J-l. Jagan Nath Sharma, Village Rohke, District Amritsar. He read up to the
Matriculation standard in a school at Ajnala and went to China and thence
to the U. S. A. in 1921. He held extreme views from his very youth. In the
U. S. A. he worked as a labourer for 2 years, and then joined the Berkeley
University to study chemistry. In 1926 he was President of a short-lived
society called "The Sons ofBharat" the student wing of, and supported by
the Ghadr Party formed in November 1925 with the object of inculcating
in the minds ofstudents a sense of nationalism. J. N. Sharma was reported
to be particularly bitter and to be taking a course of chemistry with the
alleged intention of manufacturing bombs on his return to India.
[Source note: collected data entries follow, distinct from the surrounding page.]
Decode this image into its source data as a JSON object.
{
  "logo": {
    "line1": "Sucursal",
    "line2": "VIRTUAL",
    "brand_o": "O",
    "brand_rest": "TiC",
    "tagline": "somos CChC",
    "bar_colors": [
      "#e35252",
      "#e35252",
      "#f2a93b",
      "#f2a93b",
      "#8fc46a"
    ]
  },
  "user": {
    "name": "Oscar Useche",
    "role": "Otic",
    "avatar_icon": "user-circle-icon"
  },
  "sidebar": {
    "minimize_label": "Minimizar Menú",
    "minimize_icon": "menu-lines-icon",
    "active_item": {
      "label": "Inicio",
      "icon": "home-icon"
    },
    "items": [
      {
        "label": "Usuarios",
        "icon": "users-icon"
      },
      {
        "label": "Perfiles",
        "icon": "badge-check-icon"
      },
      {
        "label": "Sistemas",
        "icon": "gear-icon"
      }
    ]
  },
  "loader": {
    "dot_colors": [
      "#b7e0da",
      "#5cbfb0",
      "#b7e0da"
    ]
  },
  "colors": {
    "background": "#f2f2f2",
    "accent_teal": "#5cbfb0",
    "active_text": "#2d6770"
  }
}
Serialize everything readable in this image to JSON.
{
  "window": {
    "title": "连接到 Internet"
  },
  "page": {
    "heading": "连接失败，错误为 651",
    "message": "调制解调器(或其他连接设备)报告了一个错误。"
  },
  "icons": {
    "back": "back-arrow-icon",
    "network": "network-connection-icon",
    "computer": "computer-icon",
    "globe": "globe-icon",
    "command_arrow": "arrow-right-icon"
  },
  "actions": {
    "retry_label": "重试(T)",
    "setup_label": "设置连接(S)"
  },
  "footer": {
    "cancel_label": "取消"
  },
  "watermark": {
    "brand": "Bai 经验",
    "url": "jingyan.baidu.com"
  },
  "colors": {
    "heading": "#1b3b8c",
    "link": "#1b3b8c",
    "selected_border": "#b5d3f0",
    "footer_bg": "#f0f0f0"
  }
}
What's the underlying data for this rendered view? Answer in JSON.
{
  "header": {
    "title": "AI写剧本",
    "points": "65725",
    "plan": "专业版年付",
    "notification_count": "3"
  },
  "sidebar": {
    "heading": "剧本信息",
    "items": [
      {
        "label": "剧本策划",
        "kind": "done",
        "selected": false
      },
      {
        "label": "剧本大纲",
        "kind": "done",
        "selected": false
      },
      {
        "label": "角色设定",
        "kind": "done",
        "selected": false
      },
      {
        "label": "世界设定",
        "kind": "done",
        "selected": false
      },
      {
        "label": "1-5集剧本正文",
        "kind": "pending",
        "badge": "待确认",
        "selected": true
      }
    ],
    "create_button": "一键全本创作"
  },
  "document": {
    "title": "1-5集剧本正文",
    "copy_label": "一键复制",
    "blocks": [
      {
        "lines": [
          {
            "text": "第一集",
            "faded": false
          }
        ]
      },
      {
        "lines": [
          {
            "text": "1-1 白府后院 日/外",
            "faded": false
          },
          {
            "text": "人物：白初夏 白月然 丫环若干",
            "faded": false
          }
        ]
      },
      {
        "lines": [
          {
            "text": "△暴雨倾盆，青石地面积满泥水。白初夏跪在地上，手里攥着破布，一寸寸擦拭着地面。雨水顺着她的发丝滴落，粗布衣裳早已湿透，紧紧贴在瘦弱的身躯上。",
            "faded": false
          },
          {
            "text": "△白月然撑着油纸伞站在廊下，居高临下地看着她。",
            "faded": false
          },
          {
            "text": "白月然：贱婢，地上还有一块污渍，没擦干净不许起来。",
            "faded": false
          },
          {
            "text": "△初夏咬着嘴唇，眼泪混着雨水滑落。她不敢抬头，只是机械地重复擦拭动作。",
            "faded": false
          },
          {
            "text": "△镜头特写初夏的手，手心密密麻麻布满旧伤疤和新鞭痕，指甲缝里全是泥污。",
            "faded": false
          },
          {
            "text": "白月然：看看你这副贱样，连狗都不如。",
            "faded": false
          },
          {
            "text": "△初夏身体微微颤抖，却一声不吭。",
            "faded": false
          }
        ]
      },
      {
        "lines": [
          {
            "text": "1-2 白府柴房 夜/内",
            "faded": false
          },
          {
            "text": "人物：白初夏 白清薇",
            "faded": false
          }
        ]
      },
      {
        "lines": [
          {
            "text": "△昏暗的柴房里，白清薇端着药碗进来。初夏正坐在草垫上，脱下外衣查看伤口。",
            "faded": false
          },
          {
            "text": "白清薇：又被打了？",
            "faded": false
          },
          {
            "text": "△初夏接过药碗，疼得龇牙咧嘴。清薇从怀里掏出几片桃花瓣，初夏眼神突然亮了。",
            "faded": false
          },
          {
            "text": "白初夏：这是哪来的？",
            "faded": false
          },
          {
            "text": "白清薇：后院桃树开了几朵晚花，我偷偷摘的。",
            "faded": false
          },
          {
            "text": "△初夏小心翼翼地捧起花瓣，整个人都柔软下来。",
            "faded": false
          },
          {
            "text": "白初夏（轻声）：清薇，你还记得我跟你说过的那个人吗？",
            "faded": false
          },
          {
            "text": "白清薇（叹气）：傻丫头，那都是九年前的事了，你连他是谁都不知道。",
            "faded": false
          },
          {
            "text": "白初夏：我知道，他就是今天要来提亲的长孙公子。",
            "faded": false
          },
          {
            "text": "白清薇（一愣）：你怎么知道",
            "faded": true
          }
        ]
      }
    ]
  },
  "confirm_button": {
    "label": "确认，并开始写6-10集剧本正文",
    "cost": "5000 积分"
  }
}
In 1927
Sharma joined the Hindustan Association of America but the following
year he was reported to have given up politics, which he found was
interfering with his studies. About 1928 or 1929 he was described as an
active worker of the since defunct Hindustan National Party. In March
1930 he delivered a lecture on "India's declaration of Independence" to
the San Francisco Theosophical Society. Though not actually a member
of the Ghadr Party he boasts that his chief aim in life is to serve his
country and to train young men in the preparation of war material". He is
a person whose bark is worse than his bite.